Primary peer-reviewed research by Gugliandolo et al. studied the ingestion of mycotoxins by mice, and found an association of quercetin (30 mg/kg) with reduced neurological impairment.  They were able to measure statistically significant (p-values less than 0.05) effects of quercetin in preventing both the oxidative stress and the increase of cytokines that they had seen after exposure to the mycotoxins.  Quercetin fully ameliorated the effects of the mycotoxins in the area of anxiety, and partially in the area of memory (Gugliandolo et al., 2020).

 

Li et al., also in primary peer-reviewed research, investigated quercetin (20 and 50 mg/kg) as a possibility to prevent a common scenario where new bone cells begin to grow in the wrong place following an injury.  They found a statistically significant (P<0.05) success rate in the mouse model.  They suggest that the mechanism here has to do with quercetin’s ability to damp down the cytokine response to trauma that comes from mast cells (Li et al., 2021).

 

Mast cells are involved in many health conditions, including allergies.  Might quercetin be able to modulate patient outcomes for all of these, representing one facet of the countless benefits of a diet rich in fruits and vegetables?

 

Ramps (wild leeks) are a traditional spring tonic where I live in the Appalachian mountains.  Peer-reviewed primary research by Dabeek et al. concluded that there is 50 mg of quercetin in a serving of ramp leaves (100g), while describing several forms of quercetin that may be more or less likely to be metabolized (Dabeek et al., 2019).  This makes it seem unlikely to obtain 1-3 grams of quercetin from food sources, in order to approximate the /kg equivalent dose used in the rodent research.  Kaempferol was the other flavonoid found in ramps by Dabeek et al.,(Dabeek et al., 2019), and kaempferol was also the other flavonoid characterized by Sanver et al. as planar (Sanver et al., 2016).

 

The higher doses used in the studies suggest using supplements as a way to achieve a therapeutic dose.  Caution is warranted however.  It would be wise to research the effects on humans rather than relying on data from rodent trials, and since quercetin affects the cell membrane in such a dramatic way it would be wise to monitor the patient for any new symptoms that might arise, and evaluate the possibility that they could be related to the quercetin supplementation. 

 

 

 

References

Dabeek, W. M., Kovinich, N., Walsh, C., & Ventura Marra, M. (2019). Characterization and Quantification of Major Flavonol Glycosides in Ramps (Allium tricoccum). 

 

Gugliandolo, E., Peritore, A. F., D’Amico, R., Licata, P., & Crupi, R. (2020). Evaluation of Neuroprotective Effects of Quercetin against Aflatoxin B1-Intoxicated Mice. Animals : an open access journal from MDPI, 10(5), 898.  

 

 Li, J., Sun, Z., Luo, G., Wang, S., Cui, H., Yao, Z., Xiong, H., He, Y., Qian, Y., & Fan, C. (2021).
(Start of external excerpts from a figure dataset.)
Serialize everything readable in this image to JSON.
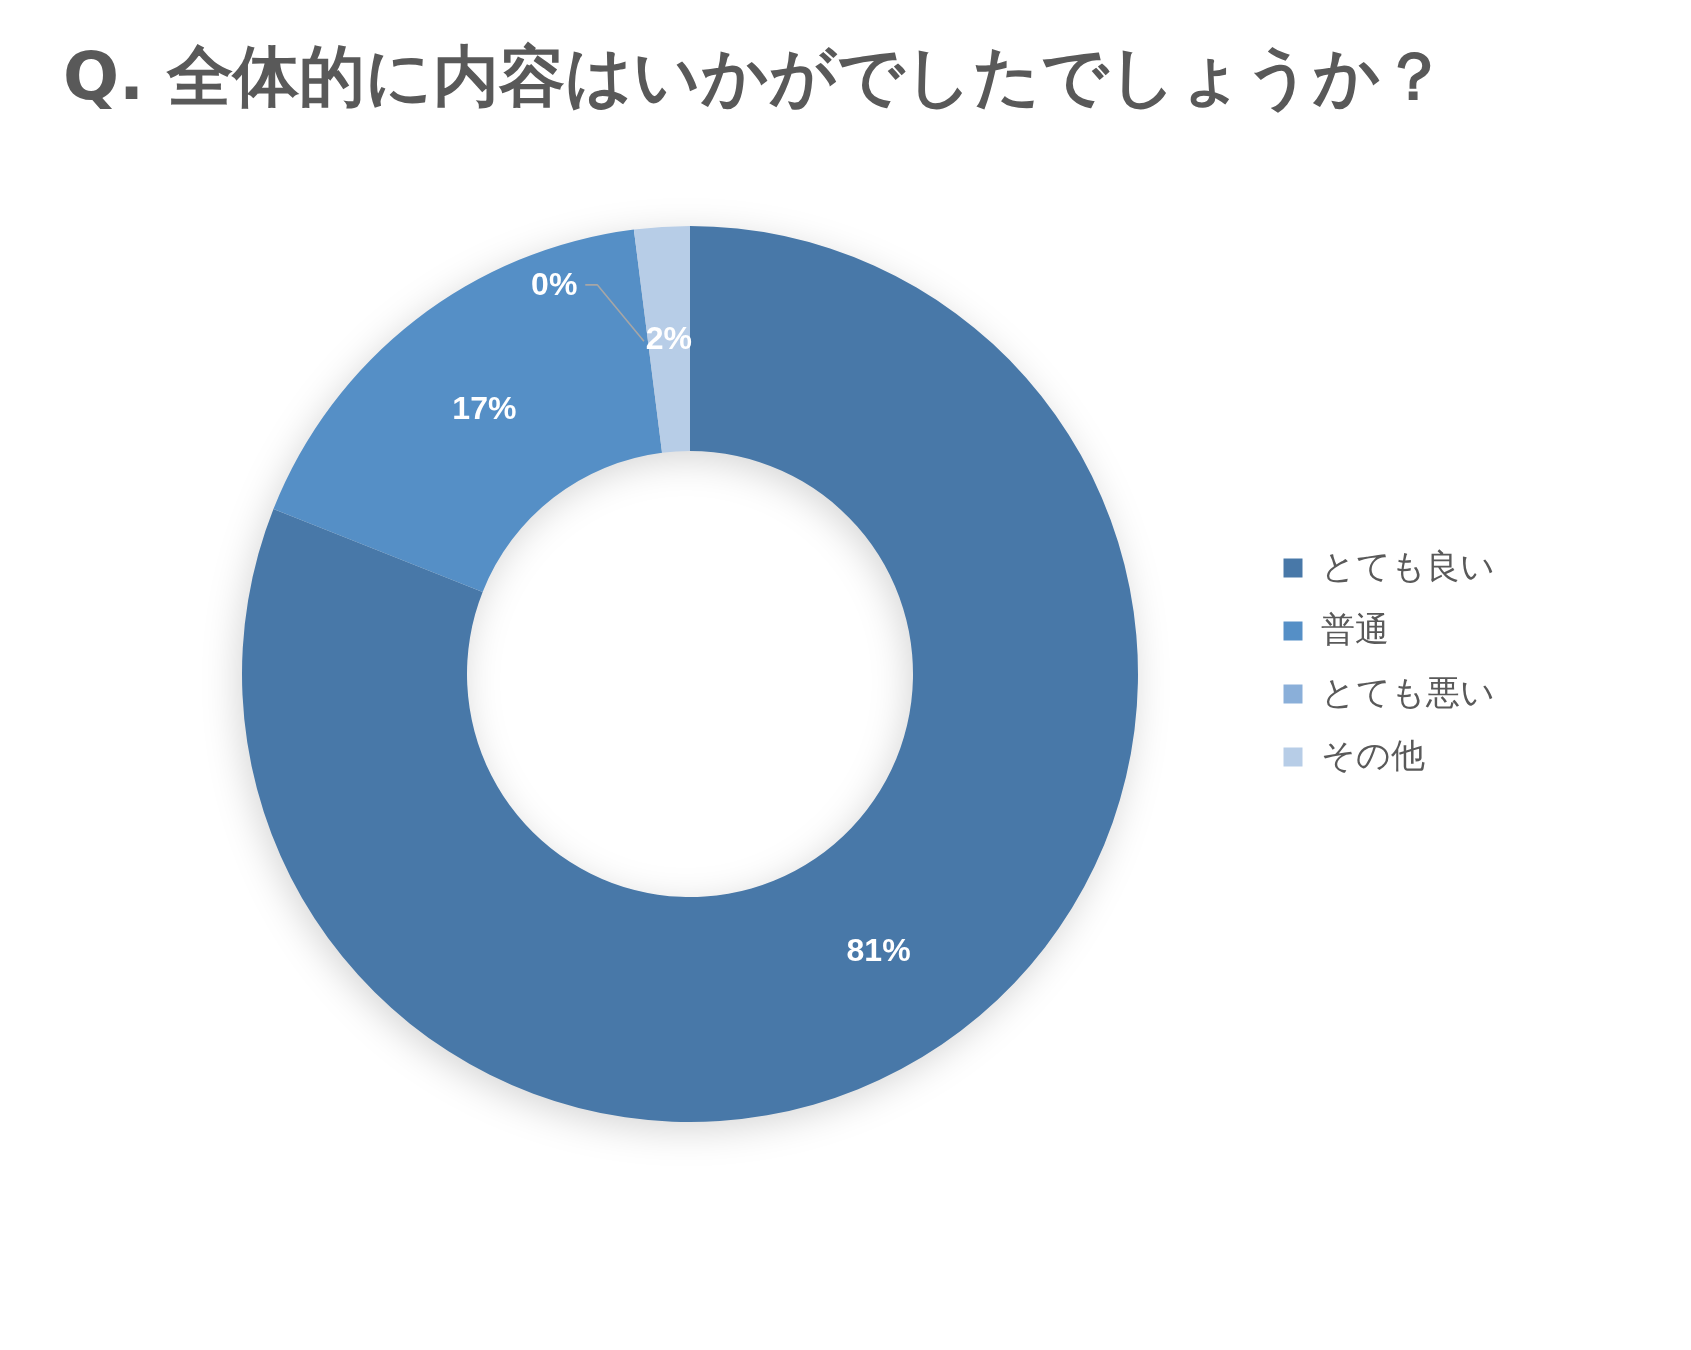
{
  "chart_data": {
    "type": "donut",
    "title": "Q. 全体的に内容はいかがでしたでしょうか？",
    "categories": [
      "とても良い",
      "普通",
      "とても悪い",
      "その他"
    ],
    "values": [
      81,
      17,
      0,
      2
    ],
    "colors": [
      "#4878a8",
      "#558fc6",
      "#8aafd9",
      "#b7cde7"
    ],
    "value_labels": [
      "81%",
      "17%",
      "0%",
      "2%"
    ],
    "legend": "right"
  }
}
Quercetin Attenuates Trauma-Induced Heterotopic Ossification by Tuning Immune Cell Infiltration and Related Inflammatory Insult. Frontiers in immunology, 12, 649285.  

 

Sanver, D., Murray, B. S., Sadeghpour, A., Rappolt, M., & Nelson, A. L. (2016). Experimental Modeling of Flavonoid-Biomembrane Interactions. Langmuir : the ACS journal of surfaces and colloids, 32(49), 13234–13243.